# SDCard



## goldsmitht (Jun 13, 2011)

according to my paperwork, there is no removable SDCard in my phone, however, there is an SDCard file. i'm assuming (probably wrongly) that this is a partition on the 32GB memory?

also, what is the best disc to use? I want to max out at 64GB, so will need 32GB Card, mainly to store pictures.

thanks and big thanks for all the DEV's! haven't rooted yet, but looks like that's my weekend fun.


----------



## AzJazz (Jun 10, 2011)

Your documentation is correct. There isn't an SD card that came with your phone.

Your internal SD memory appears in the */mnt/sdcard* folder.
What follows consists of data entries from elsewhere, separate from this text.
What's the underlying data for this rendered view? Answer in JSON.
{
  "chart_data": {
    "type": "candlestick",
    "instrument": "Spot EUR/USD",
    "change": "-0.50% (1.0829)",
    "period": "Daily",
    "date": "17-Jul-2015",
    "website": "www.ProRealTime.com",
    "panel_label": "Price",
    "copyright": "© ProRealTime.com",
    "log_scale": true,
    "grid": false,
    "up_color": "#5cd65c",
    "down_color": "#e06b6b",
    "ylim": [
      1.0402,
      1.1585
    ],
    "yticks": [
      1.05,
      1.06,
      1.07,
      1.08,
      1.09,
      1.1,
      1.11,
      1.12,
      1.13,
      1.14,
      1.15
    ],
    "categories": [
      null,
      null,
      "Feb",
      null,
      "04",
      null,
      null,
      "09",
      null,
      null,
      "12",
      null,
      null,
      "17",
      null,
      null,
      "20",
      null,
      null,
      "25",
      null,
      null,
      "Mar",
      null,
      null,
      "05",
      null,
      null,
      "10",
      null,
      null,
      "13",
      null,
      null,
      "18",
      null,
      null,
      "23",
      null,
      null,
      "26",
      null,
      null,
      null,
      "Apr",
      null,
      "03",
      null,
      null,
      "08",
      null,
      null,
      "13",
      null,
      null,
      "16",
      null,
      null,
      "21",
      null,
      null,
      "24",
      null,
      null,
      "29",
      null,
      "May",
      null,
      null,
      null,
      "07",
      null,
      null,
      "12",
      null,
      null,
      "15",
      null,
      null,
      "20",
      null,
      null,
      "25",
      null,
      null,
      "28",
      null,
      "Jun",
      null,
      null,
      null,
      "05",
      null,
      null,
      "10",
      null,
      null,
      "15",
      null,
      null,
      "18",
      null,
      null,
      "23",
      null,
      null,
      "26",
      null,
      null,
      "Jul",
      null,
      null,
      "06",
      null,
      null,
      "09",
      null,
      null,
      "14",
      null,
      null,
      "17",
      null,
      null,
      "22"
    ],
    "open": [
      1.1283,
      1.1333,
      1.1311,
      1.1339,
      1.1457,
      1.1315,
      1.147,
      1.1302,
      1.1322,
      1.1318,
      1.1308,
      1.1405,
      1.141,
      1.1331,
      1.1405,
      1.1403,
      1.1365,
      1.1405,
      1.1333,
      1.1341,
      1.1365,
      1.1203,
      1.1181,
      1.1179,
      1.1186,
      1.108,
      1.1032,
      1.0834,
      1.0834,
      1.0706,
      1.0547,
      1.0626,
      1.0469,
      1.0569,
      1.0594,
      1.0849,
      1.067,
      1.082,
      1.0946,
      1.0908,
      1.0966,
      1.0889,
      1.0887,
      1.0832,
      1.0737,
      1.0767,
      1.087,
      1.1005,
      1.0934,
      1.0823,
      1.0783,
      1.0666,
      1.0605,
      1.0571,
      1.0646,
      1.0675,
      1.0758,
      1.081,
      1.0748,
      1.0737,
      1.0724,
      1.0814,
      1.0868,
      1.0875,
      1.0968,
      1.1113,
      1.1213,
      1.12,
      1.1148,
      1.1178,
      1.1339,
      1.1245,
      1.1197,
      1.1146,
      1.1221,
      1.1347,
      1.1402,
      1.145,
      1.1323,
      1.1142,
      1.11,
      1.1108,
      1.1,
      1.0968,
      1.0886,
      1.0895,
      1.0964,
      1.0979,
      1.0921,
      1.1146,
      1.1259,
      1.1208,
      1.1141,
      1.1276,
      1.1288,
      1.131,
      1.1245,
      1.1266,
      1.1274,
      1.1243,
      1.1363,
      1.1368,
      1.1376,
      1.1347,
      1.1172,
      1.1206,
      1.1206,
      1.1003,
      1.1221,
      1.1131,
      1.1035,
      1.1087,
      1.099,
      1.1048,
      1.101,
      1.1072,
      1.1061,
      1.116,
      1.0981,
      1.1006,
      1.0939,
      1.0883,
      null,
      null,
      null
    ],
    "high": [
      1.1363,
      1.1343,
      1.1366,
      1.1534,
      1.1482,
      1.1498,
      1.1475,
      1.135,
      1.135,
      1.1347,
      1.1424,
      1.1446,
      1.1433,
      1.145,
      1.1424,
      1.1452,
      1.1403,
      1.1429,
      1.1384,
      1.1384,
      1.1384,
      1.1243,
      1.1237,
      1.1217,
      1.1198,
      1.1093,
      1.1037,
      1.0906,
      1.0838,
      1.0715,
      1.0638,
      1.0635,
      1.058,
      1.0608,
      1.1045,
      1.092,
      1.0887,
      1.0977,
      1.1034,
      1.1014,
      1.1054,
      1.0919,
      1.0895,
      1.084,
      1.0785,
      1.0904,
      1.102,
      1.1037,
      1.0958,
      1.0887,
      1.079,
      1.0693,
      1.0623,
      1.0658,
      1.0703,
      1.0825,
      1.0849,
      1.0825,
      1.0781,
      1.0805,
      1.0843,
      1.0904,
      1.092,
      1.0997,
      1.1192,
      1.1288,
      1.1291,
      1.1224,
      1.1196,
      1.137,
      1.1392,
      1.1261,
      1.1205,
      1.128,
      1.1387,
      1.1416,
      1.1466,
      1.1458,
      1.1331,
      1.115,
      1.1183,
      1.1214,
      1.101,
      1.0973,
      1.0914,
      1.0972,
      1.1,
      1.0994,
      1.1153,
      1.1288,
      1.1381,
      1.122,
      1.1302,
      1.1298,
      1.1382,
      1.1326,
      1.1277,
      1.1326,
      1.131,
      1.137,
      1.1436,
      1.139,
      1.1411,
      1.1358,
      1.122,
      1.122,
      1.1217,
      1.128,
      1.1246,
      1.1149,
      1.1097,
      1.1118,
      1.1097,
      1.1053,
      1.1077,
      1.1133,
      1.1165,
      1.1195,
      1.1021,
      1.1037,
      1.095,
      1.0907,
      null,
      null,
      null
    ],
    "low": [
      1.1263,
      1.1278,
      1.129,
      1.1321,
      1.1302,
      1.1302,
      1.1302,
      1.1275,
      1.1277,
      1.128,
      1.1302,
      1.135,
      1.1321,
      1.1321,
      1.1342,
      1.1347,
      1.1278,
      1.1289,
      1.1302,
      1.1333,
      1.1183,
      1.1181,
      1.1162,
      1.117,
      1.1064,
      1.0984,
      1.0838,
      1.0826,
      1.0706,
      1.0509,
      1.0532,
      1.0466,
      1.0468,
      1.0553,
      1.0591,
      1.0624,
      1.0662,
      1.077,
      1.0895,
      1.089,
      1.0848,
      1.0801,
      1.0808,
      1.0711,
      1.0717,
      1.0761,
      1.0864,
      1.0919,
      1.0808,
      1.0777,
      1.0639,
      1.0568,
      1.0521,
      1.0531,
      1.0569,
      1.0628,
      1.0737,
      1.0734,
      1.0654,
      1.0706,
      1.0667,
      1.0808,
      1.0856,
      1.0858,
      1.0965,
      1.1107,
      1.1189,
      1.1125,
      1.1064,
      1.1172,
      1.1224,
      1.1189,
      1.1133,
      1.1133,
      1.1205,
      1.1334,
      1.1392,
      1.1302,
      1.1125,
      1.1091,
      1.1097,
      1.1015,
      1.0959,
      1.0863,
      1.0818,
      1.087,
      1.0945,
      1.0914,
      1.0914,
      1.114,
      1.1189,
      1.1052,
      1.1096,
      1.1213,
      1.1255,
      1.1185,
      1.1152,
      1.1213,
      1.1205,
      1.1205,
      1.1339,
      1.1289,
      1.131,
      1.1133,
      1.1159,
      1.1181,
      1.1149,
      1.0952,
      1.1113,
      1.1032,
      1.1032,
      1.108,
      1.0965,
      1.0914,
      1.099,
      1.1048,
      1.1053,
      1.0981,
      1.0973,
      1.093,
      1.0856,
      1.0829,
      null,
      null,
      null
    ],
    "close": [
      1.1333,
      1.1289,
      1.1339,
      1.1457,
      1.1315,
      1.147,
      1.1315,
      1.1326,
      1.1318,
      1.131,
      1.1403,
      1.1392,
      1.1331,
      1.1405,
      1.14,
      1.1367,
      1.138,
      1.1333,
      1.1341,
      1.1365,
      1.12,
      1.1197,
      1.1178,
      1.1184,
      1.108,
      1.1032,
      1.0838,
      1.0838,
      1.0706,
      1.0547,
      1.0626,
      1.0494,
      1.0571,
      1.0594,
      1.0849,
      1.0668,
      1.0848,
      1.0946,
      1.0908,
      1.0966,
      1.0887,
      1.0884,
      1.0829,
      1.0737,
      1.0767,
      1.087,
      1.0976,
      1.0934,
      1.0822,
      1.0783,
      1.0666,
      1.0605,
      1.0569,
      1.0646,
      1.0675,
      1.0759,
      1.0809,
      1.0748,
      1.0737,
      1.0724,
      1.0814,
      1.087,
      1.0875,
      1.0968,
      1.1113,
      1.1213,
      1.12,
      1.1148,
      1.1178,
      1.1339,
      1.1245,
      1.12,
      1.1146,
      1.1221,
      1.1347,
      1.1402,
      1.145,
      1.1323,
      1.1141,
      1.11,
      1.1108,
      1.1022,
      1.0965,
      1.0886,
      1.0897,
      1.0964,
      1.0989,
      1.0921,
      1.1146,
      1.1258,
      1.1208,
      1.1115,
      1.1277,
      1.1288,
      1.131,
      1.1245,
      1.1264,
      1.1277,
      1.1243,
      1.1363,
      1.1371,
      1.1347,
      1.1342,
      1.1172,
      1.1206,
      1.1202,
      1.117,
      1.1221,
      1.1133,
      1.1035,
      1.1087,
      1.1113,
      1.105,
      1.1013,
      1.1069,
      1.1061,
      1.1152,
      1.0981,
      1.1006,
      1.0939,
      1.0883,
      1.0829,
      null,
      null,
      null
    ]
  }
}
When you install an external SD card, you will see it appear in the */mnt/extSdCard *folder.


----------



## landshark (Aug 6, 2011)

goldsmitht said:


> according to my paperwork, there is no removable SDCard in my phone, however, there is an SDCard file. i'm assuming (probably wrongly) that this is a partition on the 32GB memory?
> 
> also, what is the best disc to use? I want to max out at 64GB, so will need 32GB Card, mainly to store pictures.
> 
> thanks and big thanks for all the DEV's! haven't rooted yet, but looks like that's my weekend fun.


You won't max out with a 32GB card. The phone supports up to a 64GB SD card in addition to either the 16 or 32GB internal storage.


----------